Por Edilana Damasceno

Quando a chuva cai com intensidade, Daniela de Morais, 36 anos, já sabe que não há muito que possa fazer. Há 20 anos moradora da favela Rubens Vaz, ela já entendeu que o esforço da família para conter a força da água nem sempre é suficiente para impedir os estragos provocados pelas enchentes. Em meses de chuvas fortes, bastam poucos minutos para que o valão transborde e danifique as paredes, os móveis e demais pertences, fazendo do lar tão cuidado por todos um cenário de devastação, tristeza e indignação. “É algo que não desejo pra ninguém”, afirma.

O problema é histórico, mas a sensação de Daniela e de outros moradores da Maré é de que ele tem aumentado com o passar dos anos. A professora de Arquitetura e Urbanismo da Universidade Federal do Rio de Janeiro Carolina Galeazzi garante que não é apenas uma impressão. As mudanças climáticas têm piorado o cenário, culminando na chamada emergência climática. 

A especialista explica que o meio ambiente sofre graves consequências da ação humana desde a industrialização, quando as fábricas passaram a emitir gases poluentes que provocam o aquecimento do planeta: “Isso levou a um desequilíbrio na vegetação e nos oceanos, gerando um aumento no nível do mar e, consequentemente, chuvas mais frequentes.” 

Segundo um levantamento do Centro Nacional de Monitoramento e Alertas de Desastres Naturais (Cemaden), mais de 925 mil pessoas vivem em áreas de risco de enchentes ou deslizamentos no Rio de Janeiro. Tais fenômenos estão diretamente ligados à falta de saneamento básico ou coleta irregular de lixo, problemas recorrentes no dia a dia dos fluminenses. 

Em 2019, menos de 40% do esgoto gerado no estado do Rio era tratado, como indicam dados do Sistema Nacional de Informações sobre Saneamento (SNIS). O resultado disso é que os canais não conseguem dar vazão aos dejetos da população, o que prejudica o fluxo das águas da chuva até a Baía de Guanabara, por exemplo. O lixo descartado de forma indevida ou não coletado pela Comlurb deixa o cenário ainda pior, obstruindo os canais e entupindo bueiros e bocas de lobos.

Na Maré, 80% das mais de 200 queixas dos moradores sobre saneamento básico se referem a esgoto e lixo, de acordo com o relatório Cocôzap: Sistematizando dados e formulando políticas, publicado em agosto deste ano pelo data_labe em parceria com a Fundação Heinrich Böll. 

São histórias de pessoas como Daniela, que já nem sabe mais de cabeça o tamanho do prejuízo financeiro causado pelas enchentes. “Como moro na parte baixa, já perdi muitas coisas, como roupas de cama, panelas, calçados e brinquedos da minha filha, além de alimentos, que ficam embaixo da pia”, conta. Com o agravamento da crise climática, Daniela, o marido e o casal de filhos sonham com a possibilidade de viver em uma casa mais no alto. 
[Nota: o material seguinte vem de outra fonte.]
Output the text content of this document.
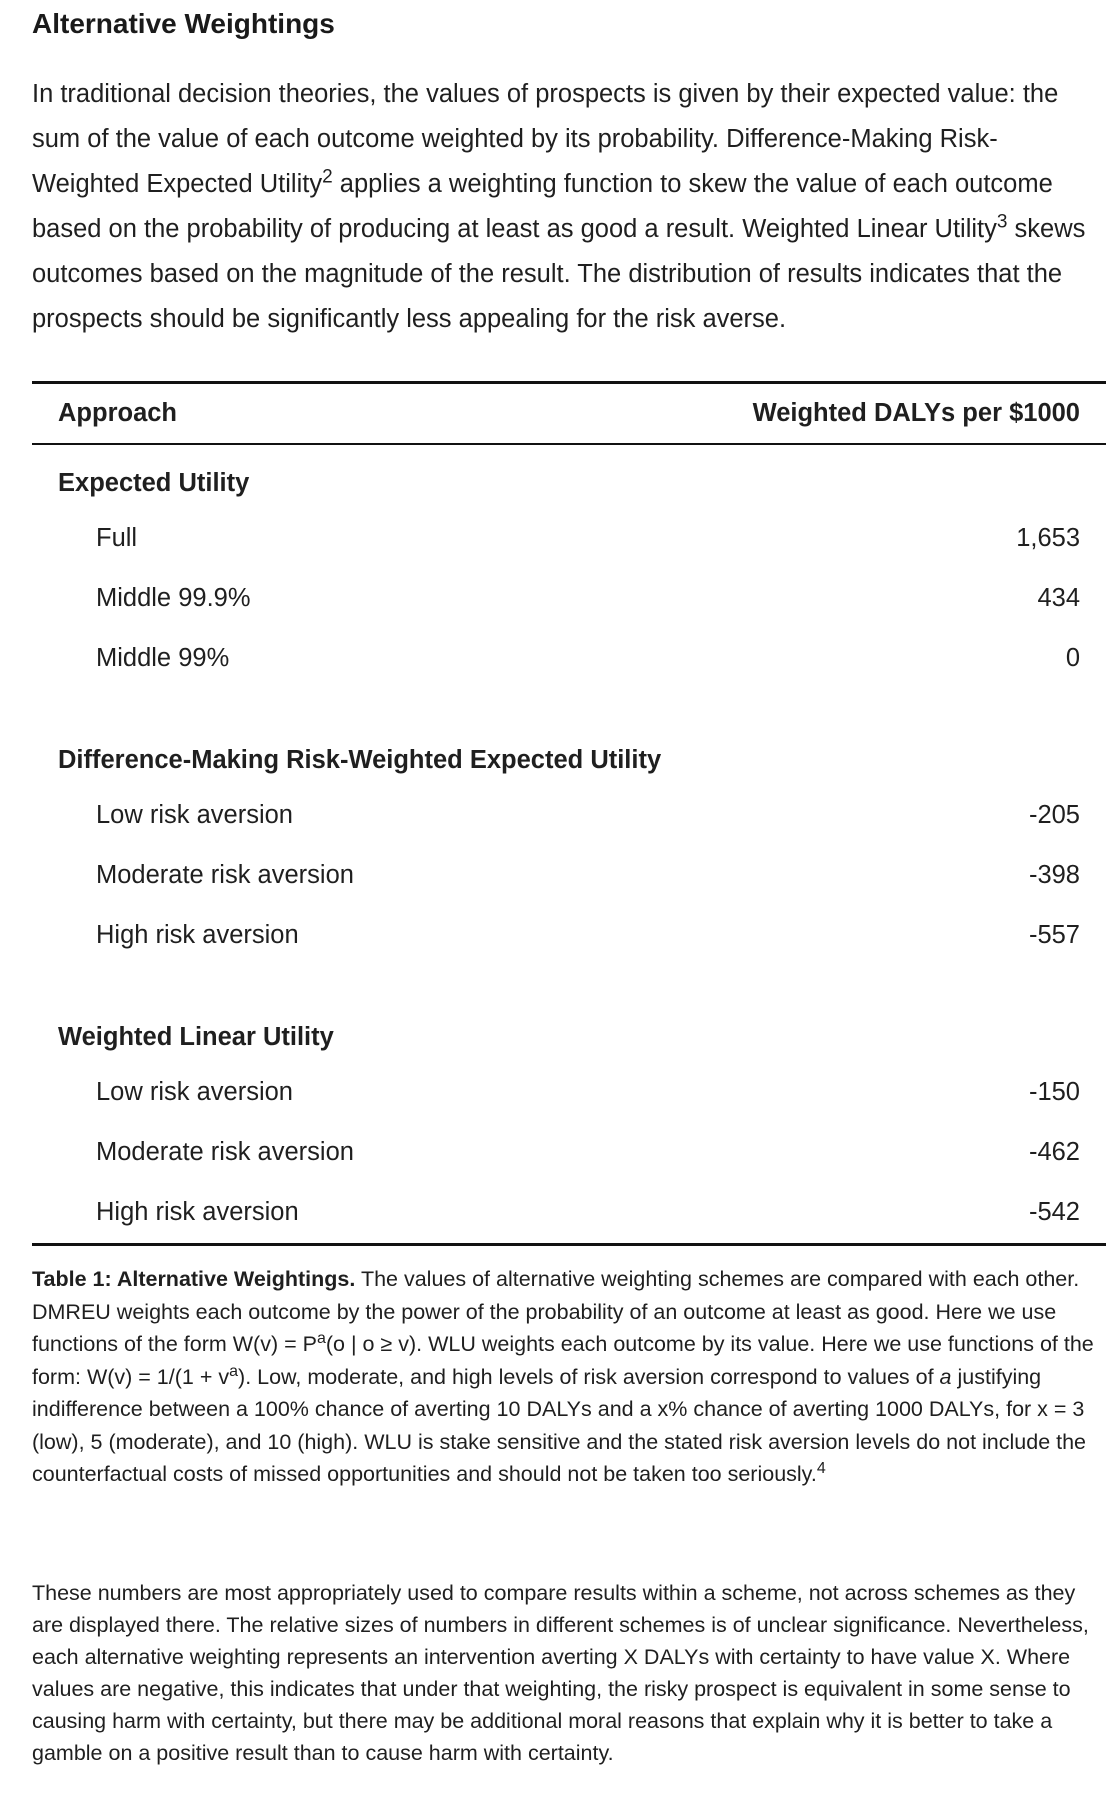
Alternative Weightings

In traditional decision theories, the values of prospects is given by their expected value: the sum of the value of each outcome weighted by its probability. Difference-Making Risk-Weighted Expected Utility$^2$ applies a weighting function to skew the value of each outcome based on the probability of producing at least as good a result. Weighted Linear Utility$^3$ skews outcomes based on the magnitude of the result. The distribution of results indicates that the prospects should be significantly less appealing for the risk averse.

Approach	Weighted DALYs per $1000
Expected Utility	
Full	1,653
Middle 99.9%	434
Middle 99%	0

Difference-Making Risk-Weighted Expected Utility	
Low risk aversion	-205
Moderate risk aversion	-398
High risk aversion	-557

Weighted Linear Utility	
Low risk aversion	-150
Moderate risk aversion	-462
High risk aversion	-542

Table 1: Alternative Weightings. The values of alternative weighting schemes are compared with each other. DMREU weights each outcome by the power of the probability of an outcome at least as good. Here we use functions of the form $W(v) = P^a(o$ | o ≥ v). WLU weights each outcome by its value. Here we use functions of the form: $W(v) = 1/(1 + v^a)$. Low, moderate, and high levels of risk aversion correspond to values of a justifying indifference between a 100% chance of averting 10 DALYs and a x% chance of averting 1000 DALYs, for x = 3 (low), 5 (moderate), and 10 (high). WLU is stake sensitive and the stated risk aversion levels do not include the counterfactual costs of missed opportunities and should not be taken too seriously.$^4$

These numbers are most appropriately used to compare results within a scheme, not across schemes as they are displayed there. The relative sizes of numbers in different schemes is of unclear significance. Nevertheless, each alternative weighting represents an intervention averting X DALYs with certainty to have value X. Where values are negative, this indicates that under that weighting, the risky prospect is equivalent in some sense to causing harm with certainty, but there may be additional moral reasons that explain why it is better to take a gamble on a positive result than to cause harm with certainty.
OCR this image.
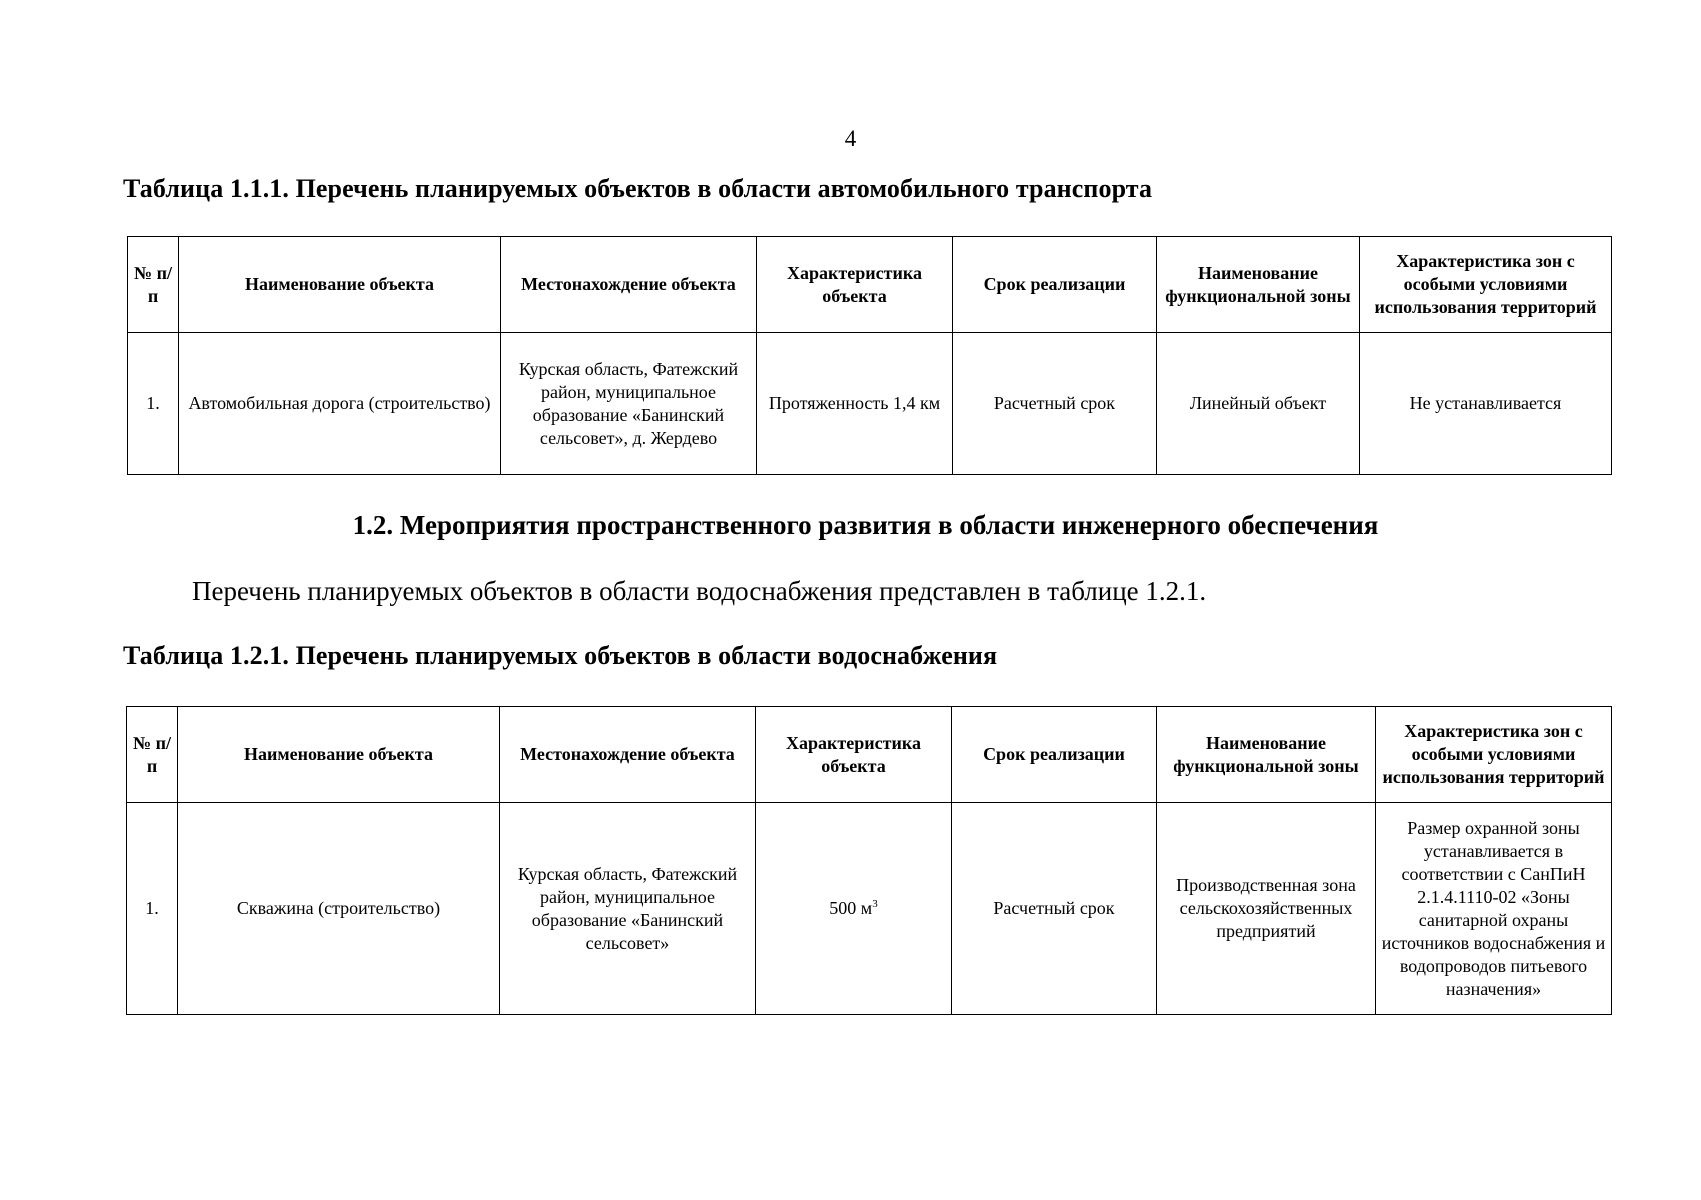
4
Таблица 1.1.1. Перечень планируемых объектов в области автомобильного транспорта
№ п/п	Наименование объекта	Местонахождение объекта	Характеристика объекта	Срок реализации	Наименование функциональной зоны	Характеристика зон с особыми условиями использования территорий
1.	Автомобильная дорога (строительство)	Курская область, Фатежский район, муниципальное образование «Банинский сельсовет», д. Жердево	Протяженность 1,4 км	Расчетный срок	Линейный объект	Не устанавливается
1.2. Мероприятия пространственного развития в области инженерного обеспечения
Перечень планируемых объектов в области водоснабжения представлен в таблице 1.2.1.
Таблица 1.2.1. Перечень планируемых объектов в области водоснабжения
№ п/п	Наименование объекта	Местонахождение объекта	Характеристика объекта	Срок реализации	Наименование функциональной зоны	Характеристика зон с особыми условиями использования территорий
1.	Скважина (строительство)	Курская область, Фатежский район, муниципальное образование «Банинский сельсовет»	500 $м^3$	Расчетный срок	Производственная зона сельскохозяйственных предприятий	Размер охранной зоны устанавливается в соответствии с СанПиН 2.1.4.1110-02 «Зоны санитарной охраны источников водоснабжения и водопроводов питьевого назначения»
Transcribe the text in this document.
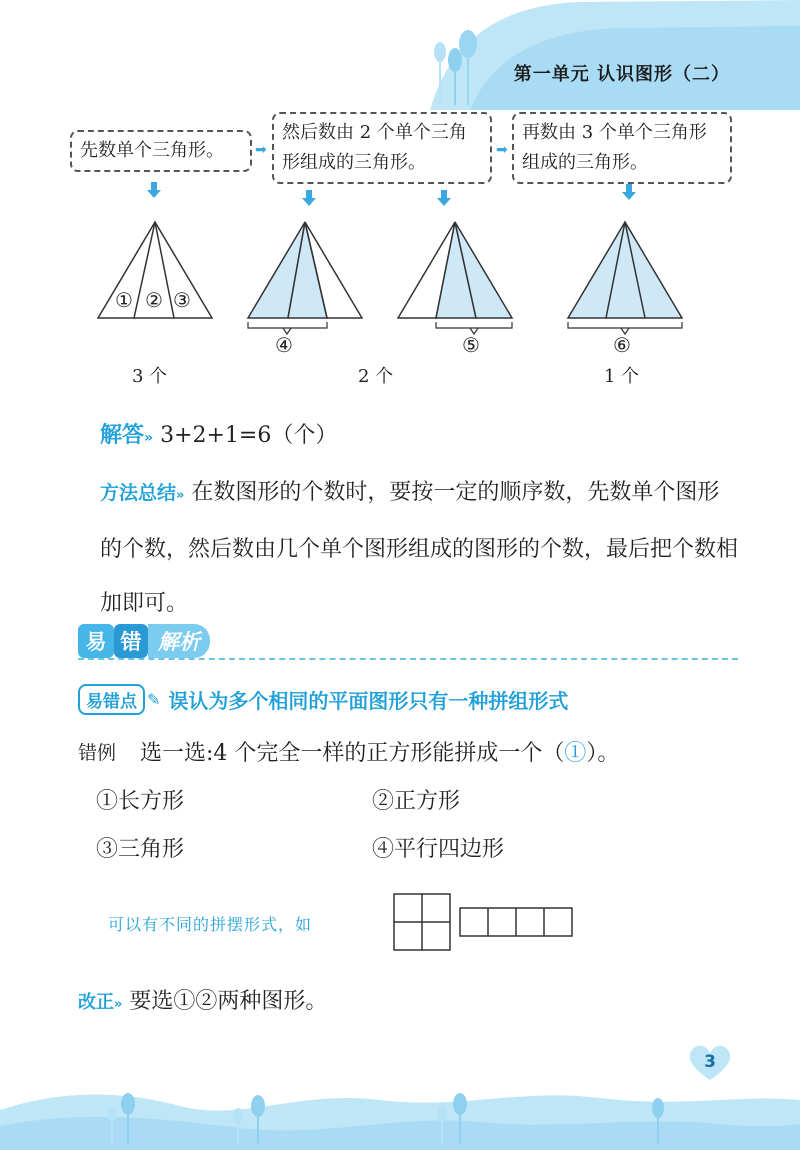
第一单元 认识图形（二）
先数单个三角形。	➡
然后数由 2 个单个三角形组成的三角形。
➡
再数由 3 个单个三角形组成的三角形。
① ② ③
④	⑤	⑥
3 个	2 个	1 个
解答» 3+2+1=6（个）
方法总结» 在数图形的个数时，要按一定的顺序数，先数单个图形的个数，然后数由几个单个图形组成的图形的个数，最后把个数相加即可。
易 错 解析
易错点 ✎ 误认为多个相同的平面图形只有一种拼组形式
错例 选一选:4 个完全一样的正方形能拼成一个（①）。
①长方形	②正方形
③三角形	④平行四边形
可以有不同的拼摆形式，如
改正» 要选①②两种图形。
3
Movimento Está rolando um Clima reflete sobre relação entre mudança climática e periferias – Foto: Gabi Lino

Cada vez mais calor

Além dos alagamentos, a crise climática pode provocar outros problemas: um deles é o aumento do calor. De acordo com o serviço de monitoramento do clima da União Europeia, os últimos sete anos foram os mais quentes já registrados em todo o planeta. 

Carolina Galeazzi destaca que os efeitos desse “calorão” são mais sentidos por quem vive em áreas urbanas. “Esse meio não está preparado para oferecer sombra, uma praça, um parque externo, onde seja possível se refrescar ou descansar no meio de um percurso, evitando que o morador sofra de insolação, alteração na pressão etc”, diz a especialista.

Além dos prejuízos à saúde física, o excesso de calor também impacta a vida financeira do cidadão e aumenta o consumo de energia elétrica. “A gente vai querer ligar mais o ar condicionado; aumentando a demanda por mais energia. Não temos como saber se a produção energética será suficiente, então talvez precisemos construir mais hidrelétricas”, exemplifica a doutoranda em Urbanismo. 

Outro ponto importante para entender a mudança do clima nas cidades são as ilhas de calor, fenômeno identificado em áreas urbanas e que demonstra como a temperatura nesses espaços pode ser discrepante em relação a áreas rurais. 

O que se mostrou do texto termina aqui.